I do wonder now, what it would have been like to attend my senior prom. I had attended plenty of sweetheart dances, ROTC dances, even a few Junior Proms - but not my senior. And most people I talk to now are of two camps.

If they attended Senior Prom there were two possible results:
A magical, wonderful, storybook experience
A horrible, crushingly bad but now funny in hindsight experience

If the did NOT attend Senior Prom there were two possible results:
Had a wonderful time with friends doing something different like a theatre night or going into the city
Had a lousy time and stayed in with their parents and watched movies - something that once again is kind of funny and a badge of honor in hindsight.

My reason for not attending? Kind of lame. Okay, REALLY lame. I COULD have gone alone - but the snob in me was NO WAY attending a fancy dance if I couldn't parade around my boyfriend/fiancee. I mean, what was the point in even HAVING a boyfriend/fiancee if I couldn't make him escort me to over-priced events where he would have to make small talk with people he didn't know and where I would eventually make out with him in front of everyone and boy would they be JEALOUS!!! I mean COME ON!!!

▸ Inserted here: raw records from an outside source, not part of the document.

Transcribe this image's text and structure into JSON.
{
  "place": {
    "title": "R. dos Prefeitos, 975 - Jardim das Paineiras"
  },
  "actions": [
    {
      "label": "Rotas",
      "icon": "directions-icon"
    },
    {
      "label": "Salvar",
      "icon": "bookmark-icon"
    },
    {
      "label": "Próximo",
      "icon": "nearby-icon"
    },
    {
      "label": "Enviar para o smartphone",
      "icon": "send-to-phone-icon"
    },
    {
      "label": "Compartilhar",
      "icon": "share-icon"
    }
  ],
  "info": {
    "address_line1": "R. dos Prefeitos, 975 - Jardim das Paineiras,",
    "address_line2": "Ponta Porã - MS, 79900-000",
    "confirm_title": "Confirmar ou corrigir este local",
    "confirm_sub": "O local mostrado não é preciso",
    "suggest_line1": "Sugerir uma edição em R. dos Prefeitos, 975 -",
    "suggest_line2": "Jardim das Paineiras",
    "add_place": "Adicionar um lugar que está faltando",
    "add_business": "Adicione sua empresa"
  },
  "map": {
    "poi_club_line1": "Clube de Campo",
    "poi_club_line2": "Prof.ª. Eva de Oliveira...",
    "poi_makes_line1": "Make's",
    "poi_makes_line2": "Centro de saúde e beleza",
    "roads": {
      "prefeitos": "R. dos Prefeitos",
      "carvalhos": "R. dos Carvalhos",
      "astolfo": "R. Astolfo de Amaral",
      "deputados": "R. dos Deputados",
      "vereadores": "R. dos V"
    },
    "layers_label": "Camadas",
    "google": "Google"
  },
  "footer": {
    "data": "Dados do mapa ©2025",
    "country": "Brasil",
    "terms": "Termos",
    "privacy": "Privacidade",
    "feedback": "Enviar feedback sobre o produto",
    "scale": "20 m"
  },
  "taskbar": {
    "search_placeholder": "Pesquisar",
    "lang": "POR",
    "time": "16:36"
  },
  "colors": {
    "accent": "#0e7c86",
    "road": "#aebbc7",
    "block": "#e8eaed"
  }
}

Perhaps though I am putting too much weight into the whole Senior Prom experience. I grew up on the movies "Sixteen Candles" and "Pretty in Pink" and the idea of Prom is HUGE in these movies. Jeff attended his prom wearing a white tux with TAILS for God's sake, and I feel like maybe I missed out on not getting the whole enormous poofy dress with hair pulled into a some sort of weird up-do and wearing too much make-up. Hmmm... maybe that's a great idea of Halloween this year.. I could be an 80's prom girl!!!!

What do you all think? Did you attend your Senior Prom? Did you have a good time or bad time?